The Cost of Professional Avoidance
When professionals opt out of BPD care:
*Clients internalize shame
*Trauma is reinforced
*Trust in helping systems erodes
*People disengage until crisis forces re-entry
In child welfare and addiction work, we know that repeated system rejection increases risk, not resilience.
Avoidance is not neutral.
It causes harm.
A Trauma-Informed Professional Reframe
From a clinical and ethical standpoint, working with BPD requires:
*Advanced training, not fear
*Supervision, not isolation
*Team-based responsibility, not individual liability
*Curiosity, not judgment
People with BPD are not “too much.”
They are often the most impacted by systems that failed to protect them early—and continue to struggle to hold them now.
Final Reflection
If we truly believe in trauma-informed care, we must ask harder questions:
*Why do child welfare systems end at adulthood?

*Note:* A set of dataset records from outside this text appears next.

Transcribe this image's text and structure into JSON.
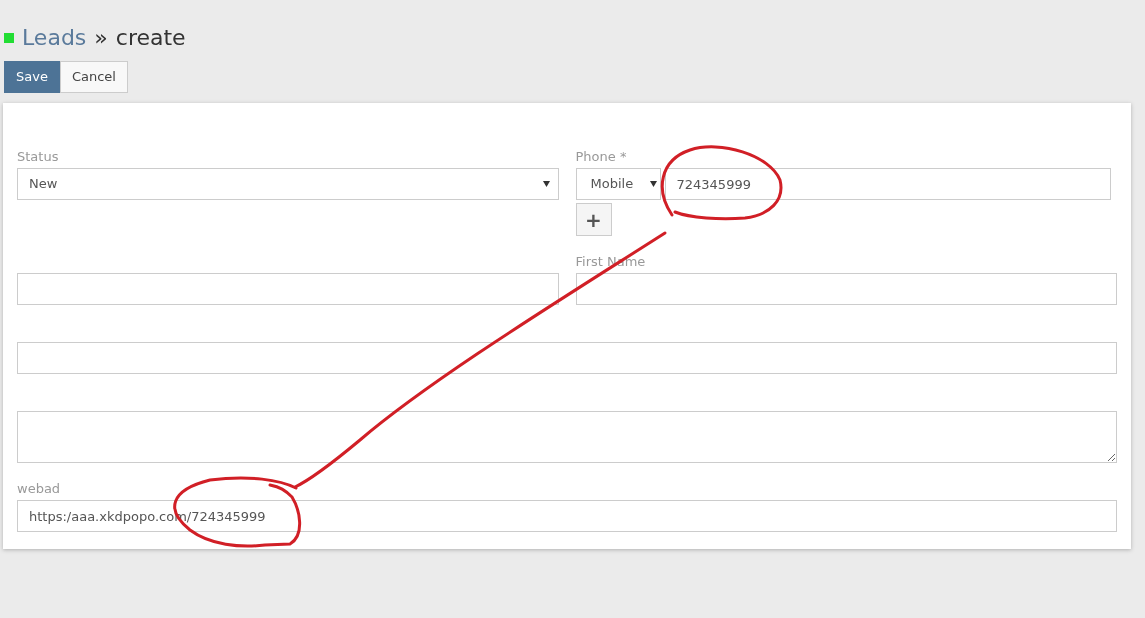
{
  "header": {
    "link": "Leads",
    "separator": "»",
    "current": "create"
  },
  "buttons": [
    {
      "label": "Save",
      "kind": "primary"
    },
    {
      "label": "Cancel",
      "kind": "default"
    }
  ],
  "form_rows": [
    [
      {
        "kind": "select",
        "label": "Status",
        "value": "New"
      },
      {
        "kind": "phone",
        "label": "Phone *",
        "type": "Mobile",
        "value": "724345999",
        "add": "+"
      }
    ],
    [
      {
        "kind": "text"
      },
      {
        "kind": "text",
        "label": "First Name"
      }
    ],
    [
      {
        "kind": "text"
      }
    ],
    [
      {
        "kind": "textarea"
      }
    ],
    [
      {
        "kind": "text",
        "label": "webad",
        "value": "https:/aaa.xkdpopo.com/724345999"
      }
    ]
  ]
}
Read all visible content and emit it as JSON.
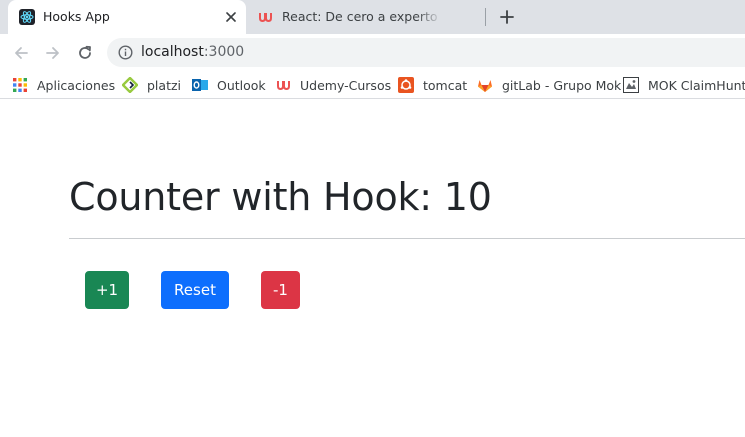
{
  "browser": {
    "tabs": [
      {
        "title": "Hooks App",
        "active": true,
        "favicon": "react-icon"
      },
      {
        "title": "React: De cero a experto ( Hooks",
        "active": false,
        "favicon": "udemy-icon"
      }
    ],
    "address": {
      "host": "localhost",
      "port": ":3000"
    },
    "bookmarks": [
      {
        "label": "Aplicaciones",
        "icon": "apps-grid-icon"
      },
      {
        "label": "platzi",
        "icon": "platzi-icon"
      },
      {
        "label": "Outlook",
        "icon": "outlook-icon"
      },
      {
        "label": "Udemy-Cursos",
        "icon": "udemy-icon"
      },
      {
        "label": "tomcat",
        "icon": "tomcat-icon"
      },
      {
        "label": "gitLab - Grupo Mok",
        "icon": "gitlab-icon"
      },
      {
        "label": "MOK ClaimHunting",
        "icon": "mok-icon"
      }
    ]
  },
  "page": {
    "title": "Counter with Hook: 10",
    "buttons": {
      "increment": "+1",
      "reset": "Reset",
      "decrement": "-1"
    }
  },
  "colors": {
    "success": "#198754",
    "primary": "#0d6efd",
    "danger": "#dc3545",
    "tabstrip": "#dee1e6"
  }
}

*Why are addiction services separated from attachment trauma?
*Why do clinicians carry risk alone in underfunded systems?
And most importantly:
*Why do we continue to abandon people whose core wound is abandonment?
Healing happens when care is consistent, informed, and relational.
And when systems are willing to stay, people with BPD do more than survive.
They rise above what they were taught to expect.